Opinion
6301.
June 9, 2005.
Order, Supreme Court, New York County (Judith J. Gische, J.), entered June 10, 2004, which, in an action for divorce, granted defendant's motion to dismiss for failure to state a cause of action, unanimously affirmed, with costs.
McCallion Associates LLP, New York (Kenneth F. McCallion of counsel), for appellant.
Wolf Block Schorr Solis-Cohen, New York (Judith E. Siegel-Baum of counsel), for respondent.
Before: Friedman, J.P., Nardelli, Williams, Gonzalez and Sweeny, JJ.
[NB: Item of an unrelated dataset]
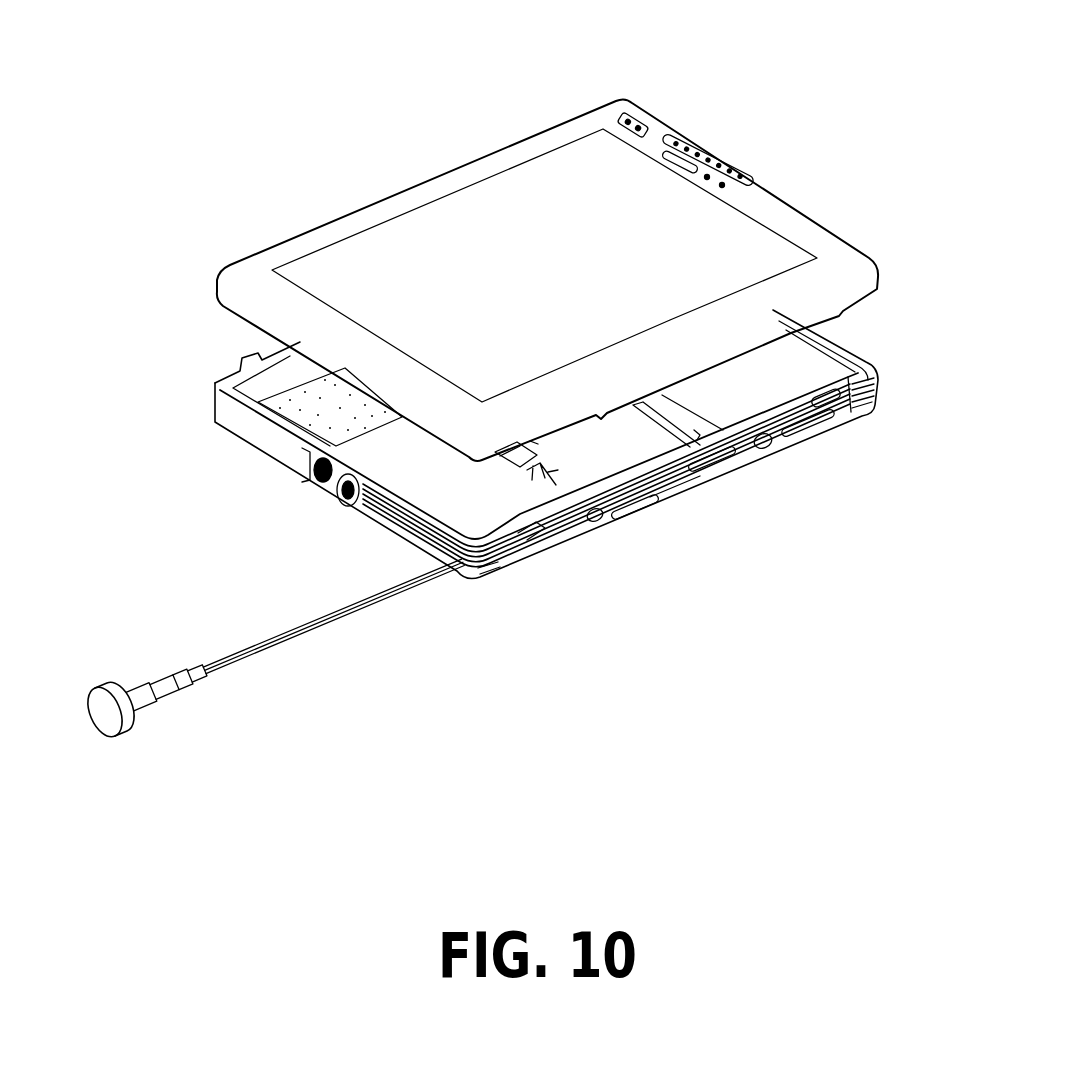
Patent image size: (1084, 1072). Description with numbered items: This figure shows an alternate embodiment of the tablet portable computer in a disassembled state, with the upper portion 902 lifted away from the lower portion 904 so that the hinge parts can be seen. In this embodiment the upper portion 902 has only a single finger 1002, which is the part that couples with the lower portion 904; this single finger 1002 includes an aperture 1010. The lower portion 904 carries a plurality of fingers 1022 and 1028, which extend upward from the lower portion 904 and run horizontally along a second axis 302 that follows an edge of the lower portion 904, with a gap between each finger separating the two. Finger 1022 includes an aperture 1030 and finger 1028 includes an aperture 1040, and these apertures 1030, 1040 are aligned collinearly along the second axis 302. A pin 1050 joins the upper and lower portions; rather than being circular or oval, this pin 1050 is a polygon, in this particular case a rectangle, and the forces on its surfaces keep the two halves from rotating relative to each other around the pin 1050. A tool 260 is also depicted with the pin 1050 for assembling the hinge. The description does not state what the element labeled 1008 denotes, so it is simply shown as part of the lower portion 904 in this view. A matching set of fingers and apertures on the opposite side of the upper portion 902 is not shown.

Plaintiff alleges that the parties, after holding themselves out as husband and wife for some three years, entered into a Pennsylvania common-law marriage. Under Pennsylvania law, "[a] common law marriage can only be created by an exchange of words in the present tense, spoken with the specific purpose that the legal relationship of husband and wife is created by that [exchange]" ( see Staudenmayer v. Staudenmayer, 552 Pa 253, 261-262, 714 A2d 1016, 1020 [1998]). According to plaintiff, toward the end of a two-week sojourn in Pennsylvania for the purpose of attending parenting classes, he and defendant, during a dinner they were having with two friends, "toasted to one another as `Husband' and `Wife' and publicly avowed our mutual commitment to one another as a loving married couple." The motion court correctly held that the alleged toast did not contain an exchange of words manifesting a specific, present intent to enter into a marriage. At most, the toast manifested nothing more than the parties' alleged long-time practice of holding themselves out as husband and wife.